Jeisa Chiminazzo in Bikini On Beach
Oil hovers near $67 in Asia as stocks rebound :-
SINGAPORE (AP) -- Oil prices hovered near $67 a barrel Tuesday in Asia as regional stock markets rebounded and investors awaited a slew of data on the U.S. economy.
Benchmark crude for November deliver was up 14 cents at $66.98 by late afternoon Singapore time in electronic trading on the New York Mercantile Exchange. The contract rose 82 cents Monday to settle at $66.84.
Regional stock markets, often a barometer of optimism about economic prospects, rebounded from a sharp fall Monday after corporate takeovers boosted Wall Street to a higher close.
Also pushing up oil prices was the West's recent stern warning to Iran over a previously unknown nuclear facility.
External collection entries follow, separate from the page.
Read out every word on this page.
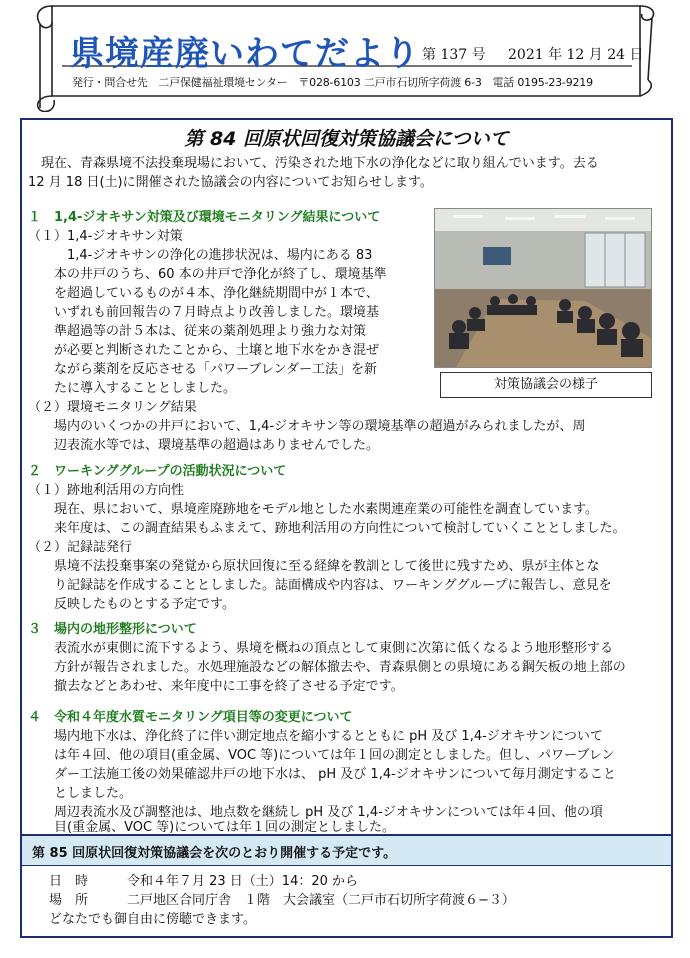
県境産廃いわてだより 第 137 号 2021 年 12 月 24 日
発行・問合せ先　二戸保健福祉環境センター　〒028-6103 二戸市石切所字荷渡 6-3　電話 0195-23-9219
第 84 回原状回復対策協議会について
　現在、青森県境不法投棄現場において、汚染された地下水の浄化などに取り組んでいます。去る
12 月 18 日(土)に開催された協議会の内容についてお知らせします。
１　1,4-ジオキサン対策及び環境モニタリング結果について
（１）1,4-ジオキサン対策
　　　1,4-ジオキサンの浄化の進捗状況は、場内にある 83
　　本の井戸のうち、60 本の井戸で浄化が終了し、環境基準
　　を超過しているものが４本、浄化継続期間中が１本で、
　　いずれも前回報告の７月時点より改善しました。環境基
　　準超過等の計５本は、従来の薬剤処理より強力な対策
　　が必要と判断されたことから、土壌と地下水をかき混ぜ
　　ながら薬剤を反応させる「パワーブレンダー工法」を新
　　たに導入することとしました。
（２）環境モニタリング結果
　　場内のいくつかの井戸において、1,4-ジオキサン等の環境基準の超過がみられましたが、周
　　辺表流水等では、環境基準の超過はありませんでした。
対策協議会の様子
２　ワーキンググループの活動状況について
（１）跡地利活用の方向性
　　現在、県において、県境産廃跡地をモデル地とした水素関連産業の可能性を調査しています。
　　来年度は、この調査結果もふまえて、跡地利活用の方向性について検討していくこととしました。
（２）記録誌発行
　　県境不法投棄事案の発覚から原状回復に至る経緯を教訓として後世に残すため、県が主体とな
　　り記録誌を作成することとしました。誌面構成や内容は、ワーキンググループに報告し、意見を
　　反映したものとする予定です。
３　場内の地形整形について
　　表流水が東側に流下するよう、県境を概ねの頂点として東側に次第に低くなるよう地形整形する
　　方針が報告されました。水処理施設などの解体撤去や、青森県側との県境にある鋼矢板の地上部の
　　撤去などとあわせ、来年度中に工事を終了させる予定です。
４　令和４年度水質モニタリング項目等の変更について
　　場内地下水は、浄化終了に伴い測定地点を縮小するとともに pH 及び 1,4-ジオキサンについて
　　は年４回、他の項目(重金属、VOC 等)については年１回の測定としました。但し、パワーブレン
　　ダー工法施工後の効果確認井戸の地下水は、 pH 及び 1,4-ジオキサンについて毎月測定すること
　　としました。
　　周辺表流水及び調整池は、地点数を継続し pH 及び 1,4-ジオキサンについては年４回、他の項
　　目(重金属、VOC 等)については年１回の測定としました。
第 85 回原状回復対策協議会を次のとおり開催する予定です。
　日　時　　　令和４年７月 23 日（土）14：20 から
　場　所　　　二戸地区合同庁舎　１階　大会議室（二戸市石切所字荷渡６−３）
　どなたでも御自由に傍聴できます。
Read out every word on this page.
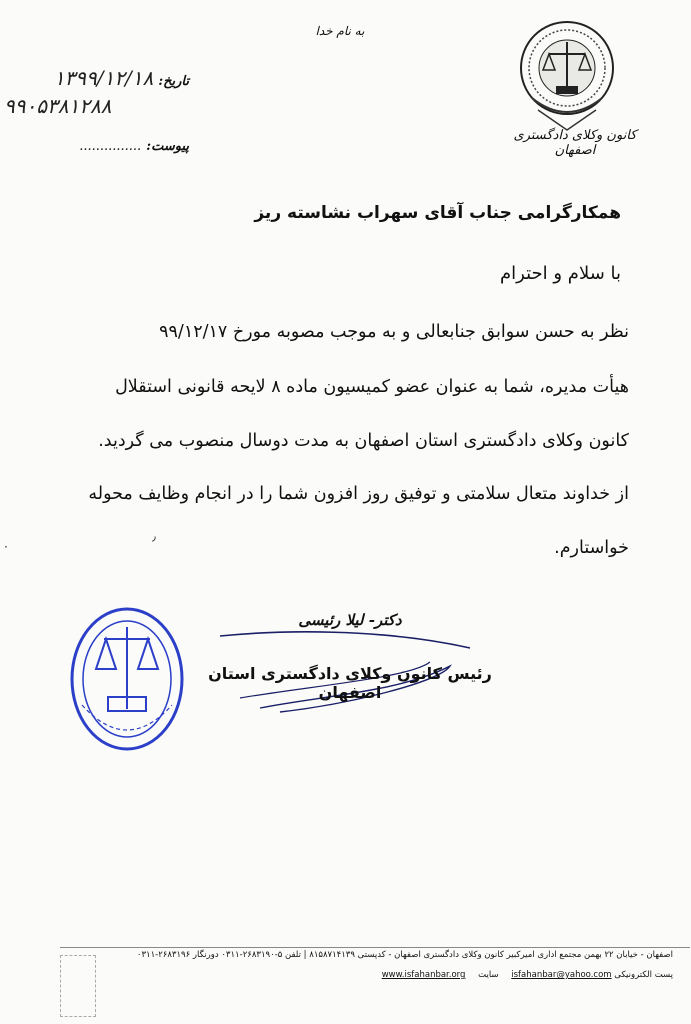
کانون وکلای دادگستری اصفهان
به نام خدا
تاریخ: ۱۳۹۹/۱۲/۱۸
۹۹۰۵۳۸۱۲۸۸
پیوست: ...............
همکارگرامی جناب آقای سهراب نشاسته ریز
با سلام و احترام
نظر به حسن سوابق جنابعالی و به موجب مصوبه مورخ ۹۹/۱۲/۱۷
هیأت مدیره، شما به عنوان عضو کمیسیون ماده ۸ لایحه قانونی استقلال
کانون وکلای دادگستری استان اصفهان به مدت دوسال منصوب می گردید.
از خداوند متعال سلامتی و توفیق روز افزون شما را در انجام وظایف محوله
خواستارم.
٫
·
دکتر- لیلا رئیسی
رئیس کانون وکلای دادگستری استان اصفهان
اصفهان - خیابان ۲۲ بهمن مجتمع اداری امیرکبیر کانون وکلای دادگستری اصفهان - کدپستی ۸۱۵۸۷۱۴۱۳۹ | تلفن ۵-۲۶۸۳۱۹۰-۰۳۱۱ دورنگار ۲۶۸۳۱۹۶-۰۳۱۱
پست الکترونیکی isfahanbar@yahoo.com سایت www.isfahanbar.org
About 20 percent of the world's crude moves through the Straits of Hormuz on Iran's southern coast and any showdown between the West and Iran could threaten that route.
"Investors are still buying on dips around the mid-$60s level. Most people are reasonably confident that over the next 12 months oil is going to move higher," said Ben Westmore, energy analyst with National Australia Bank in Melbourne. "The gains in the U.S. equity markets also helped."
Westmore expects oil will average $80 a barrel in the third quarter of 2010.
"We're expecting a long recovering period, not a V-shaped recovery, but over 2010 we expect positive outcomes in the big developed economies, and oil demand will pick up," he said.
In the U.S., the most closely watched indicator this week will be the Labor Department's monthly jobs report on Friday. Reports also are due out on home prices, manufacturing, consumer confidence, construction spending and factory orders.
In other Nymex trading, heating oil fell 0.55 cent to $1.69 a gallon. Gasoline for October delivery was steady at $1.63 a gallon.
In London, Brent crude rose 10 cents to $65.65 the ICE Futures exchange.